Julia Preston of the New York Times: "More than 100 women were arrested on Capitol Hill on Thursday after they blocked a busy intersection to press the House of Representatives to move on immigration legislation in a protest that rallied national women's groups to the cause."
Another Wingnut Governor Sees the $$$. Karen Shuey of the Lancaster, Pennsylvania, Intelligencer Journal: "Gov. Tom Corbett intends to announce he will accept federal funds to expand medical coverage to an estimated 682,000 more Pennsylvanians in a Medicaid-like program, according to sources close to the governor. The Republican was among a small group of governors resisting calls to expand the federal-state health entitlement for the poor under the Affordable Care Act." ...
... Josh Barro of Business Insider: "Corbett, who faces his own uphill battle for re-election, seems to understand that he can't afford to take the blame for needless hospital closures next year.

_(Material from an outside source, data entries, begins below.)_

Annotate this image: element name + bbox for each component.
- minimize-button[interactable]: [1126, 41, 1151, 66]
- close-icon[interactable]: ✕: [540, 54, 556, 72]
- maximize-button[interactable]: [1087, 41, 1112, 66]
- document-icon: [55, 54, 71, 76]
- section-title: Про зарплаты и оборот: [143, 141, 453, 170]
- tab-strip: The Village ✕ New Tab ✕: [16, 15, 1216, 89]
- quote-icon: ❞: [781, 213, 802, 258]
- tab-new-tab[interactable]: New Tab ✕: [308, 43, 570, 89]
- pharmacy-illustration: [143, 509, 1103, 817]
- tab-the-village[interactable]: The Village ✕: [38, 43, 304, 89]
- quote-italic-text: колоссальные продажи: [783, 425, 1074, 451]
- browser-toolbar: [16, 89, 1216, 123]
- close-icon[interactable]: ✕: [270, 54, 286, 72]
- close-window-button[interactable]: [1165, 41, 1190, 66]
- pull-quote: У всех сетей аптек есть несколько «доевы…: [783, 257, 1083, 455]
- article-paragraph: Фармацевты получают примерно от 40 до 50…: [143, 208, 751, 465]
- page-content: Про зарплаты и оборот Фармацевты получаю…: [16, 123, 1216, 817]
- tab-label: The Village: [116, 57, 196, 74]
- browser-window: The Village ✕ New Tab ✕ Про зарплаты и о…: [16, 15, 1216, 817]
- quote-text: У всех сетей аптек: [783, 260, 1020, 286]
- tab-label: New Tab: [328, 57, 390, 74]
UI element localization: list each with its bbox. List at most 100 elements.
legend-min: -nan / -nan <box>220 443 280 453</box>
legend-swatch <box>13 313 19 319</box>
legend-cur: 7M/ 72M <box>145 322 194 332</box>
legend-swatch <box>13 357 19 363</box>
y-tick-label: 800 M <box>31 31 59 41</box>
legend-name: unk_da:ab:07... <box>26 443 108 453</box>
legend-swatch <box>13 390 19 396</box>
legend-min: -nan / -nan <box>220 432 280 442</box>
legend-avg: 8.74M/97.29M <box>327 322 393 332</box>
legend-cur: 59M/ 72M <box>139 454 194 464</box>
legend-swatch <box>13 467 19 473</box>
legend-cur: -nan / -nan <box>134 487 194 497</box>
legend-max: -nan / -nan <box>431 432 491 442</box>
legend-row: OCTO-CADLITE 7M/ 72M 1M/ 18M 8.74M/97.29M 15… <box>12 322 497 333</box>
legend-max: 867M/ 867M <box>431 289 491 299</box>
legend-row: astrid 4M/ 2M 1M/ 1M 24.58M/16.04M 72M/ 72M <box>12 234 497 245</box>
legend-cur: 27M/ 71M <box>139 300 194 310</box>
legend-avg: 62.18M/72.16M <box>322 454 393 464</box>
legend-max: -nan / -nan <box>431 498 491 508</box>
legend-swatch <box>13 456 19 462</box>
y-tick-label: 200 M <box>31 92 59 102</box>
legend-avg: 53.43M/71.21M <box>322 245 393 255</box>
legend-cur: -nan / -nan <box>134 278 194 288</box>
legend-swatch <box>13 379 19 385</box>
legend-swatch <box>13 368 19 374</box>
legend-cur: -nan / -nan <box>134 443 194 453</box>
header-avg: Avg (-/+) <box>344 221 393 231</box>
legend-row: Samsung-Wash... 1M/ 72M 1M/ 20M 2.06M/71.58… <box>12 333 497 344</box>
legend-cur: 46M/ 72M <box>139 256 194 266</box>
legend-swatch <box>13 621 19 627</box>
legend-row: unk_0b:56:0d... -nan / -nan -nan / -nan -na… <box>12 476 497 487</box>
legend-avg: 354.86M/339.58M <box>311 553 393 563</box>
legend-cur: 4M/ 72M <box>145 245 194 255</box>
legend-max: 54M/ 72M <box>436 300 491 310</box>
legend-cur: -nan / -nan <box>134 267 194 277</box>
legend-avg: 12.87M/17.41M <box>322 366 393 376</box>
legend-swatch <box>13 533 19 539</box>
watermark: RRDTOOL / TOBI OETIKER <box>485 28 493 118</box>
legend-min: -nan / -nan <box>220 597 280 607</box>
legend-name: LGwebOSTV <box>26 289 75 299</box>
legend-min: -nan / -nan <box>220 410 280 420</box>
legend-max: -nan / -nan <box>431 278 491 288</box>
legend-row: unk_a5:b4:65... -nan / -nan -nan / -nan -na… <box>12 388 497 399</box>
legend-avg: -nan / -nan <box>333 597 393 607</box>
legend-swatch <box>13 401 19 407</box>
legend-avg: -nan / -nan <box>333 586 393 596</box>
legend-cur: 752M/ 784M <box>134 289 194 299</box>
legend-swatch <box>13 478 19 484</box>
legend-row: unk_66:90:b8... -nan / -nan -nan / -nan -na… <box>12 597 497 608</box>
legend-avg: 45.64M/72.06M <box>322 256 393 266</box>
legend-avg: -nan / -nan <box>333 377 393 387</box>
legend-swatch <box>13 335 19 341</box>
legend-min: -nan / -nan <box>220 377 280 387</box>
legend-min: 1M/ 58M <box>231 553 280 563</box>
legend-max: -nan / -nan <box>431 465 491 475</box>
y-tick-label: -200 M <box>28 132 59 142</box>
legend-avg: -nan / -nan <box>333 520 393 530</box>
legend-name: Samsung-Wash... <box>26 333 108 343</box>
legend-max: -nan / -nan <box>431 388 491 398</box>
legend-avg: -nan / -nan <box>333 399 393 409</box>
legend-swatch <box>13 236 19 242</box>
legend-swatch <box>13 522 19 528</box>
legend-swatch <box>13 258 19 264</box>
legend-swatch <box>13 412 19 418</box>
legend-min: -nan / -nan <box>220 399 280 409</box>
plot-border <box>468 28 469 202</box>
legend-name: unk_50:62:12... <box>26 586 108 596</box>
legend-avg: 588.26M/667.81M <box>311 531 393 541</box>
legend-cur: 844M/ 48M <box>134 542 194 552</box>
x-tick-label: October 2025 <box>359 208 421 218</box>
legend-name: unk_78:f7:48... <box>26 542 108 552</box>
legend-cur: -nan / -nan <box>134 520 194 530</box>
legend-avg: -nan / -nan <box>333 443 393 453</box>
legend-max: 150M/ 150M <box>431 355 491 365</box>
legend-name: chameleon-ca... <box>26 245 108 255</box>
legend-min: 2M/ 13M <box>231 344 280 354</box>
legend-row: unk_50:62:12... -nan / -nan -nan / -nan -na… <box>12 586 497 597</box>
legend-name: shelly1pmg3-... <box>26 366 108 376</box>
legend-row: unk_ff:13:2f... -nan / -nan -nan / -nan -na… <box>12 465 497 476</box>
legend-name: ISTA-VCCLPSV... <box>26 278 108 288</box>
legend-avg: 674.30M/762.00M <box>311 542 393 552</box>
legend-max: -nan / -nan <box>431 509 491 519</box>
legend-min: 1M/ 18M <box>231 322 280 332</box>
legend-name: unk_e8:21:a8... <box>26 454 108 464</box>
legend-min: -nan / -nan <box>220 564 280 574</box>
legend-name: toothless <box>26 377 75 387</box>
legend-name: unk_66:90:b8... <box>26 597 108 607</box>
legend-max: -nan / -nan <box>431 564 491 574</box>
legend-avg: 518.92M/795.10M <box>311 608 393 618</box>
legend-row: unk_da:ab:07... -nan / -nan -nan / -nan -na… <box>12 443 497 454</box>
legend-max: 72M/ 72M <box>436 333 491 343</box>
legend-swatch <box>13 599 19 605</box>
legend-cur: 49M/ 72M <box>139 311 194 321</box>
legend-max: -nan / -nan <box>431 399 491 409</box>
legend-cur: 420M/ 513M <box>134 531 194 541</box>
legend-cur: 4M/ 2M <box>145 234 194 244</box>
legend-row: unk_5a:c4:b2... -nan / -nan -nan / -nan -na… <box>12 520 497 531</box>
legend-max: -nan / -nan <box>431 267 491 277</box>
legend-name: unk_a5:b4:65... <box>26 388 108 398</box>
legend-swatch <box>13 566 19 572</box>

The remaining question is whether Republicans in the state House of Representatives will allow him to move to safer political ground."
Obama 2.0. Christine Haughney of the New York Times: "Richard Stengel, the managing editor of Time magazine, is leaving to become under secretary of state for public diplomacy and public affairs at the State Department, according to people with knowledge of the appointment."
Local News
Kate Taylor & Michael Barbaro of the New York Times: New York City "Mayor Michael R. Bloomberg said on Friday morning that he had decided not to make an endorsement in the general election for mayor, a surprise announcement in a campaign that has become something of a referendum on his legacy."
Judd Legum of Think Progress: "Police Chief Steve Bracknell, who is responsible for the Florida town where George Zimmerman resides, agreed in a series of emails that Zimmerman is a 'ticking time bomb' and another 'Sandy Hook' waiting to happen." CW: look for Zimmerman to file a defamation-of-character suit on this one. Not sure who will represent him since his trial lawyer quit -- um, except for representing him in a defamation suit against NBC.
News Lede
New York Times: "The investigation into what sparked a devastating fire that destroyed dozens of businesses along one of the most famous boardwalks on the Jersey Shore has not yet determined a cause, Gov. Chris Christie said on Friday." The New Jersey Star-Ledger has extensive coverage of fire-related stories here.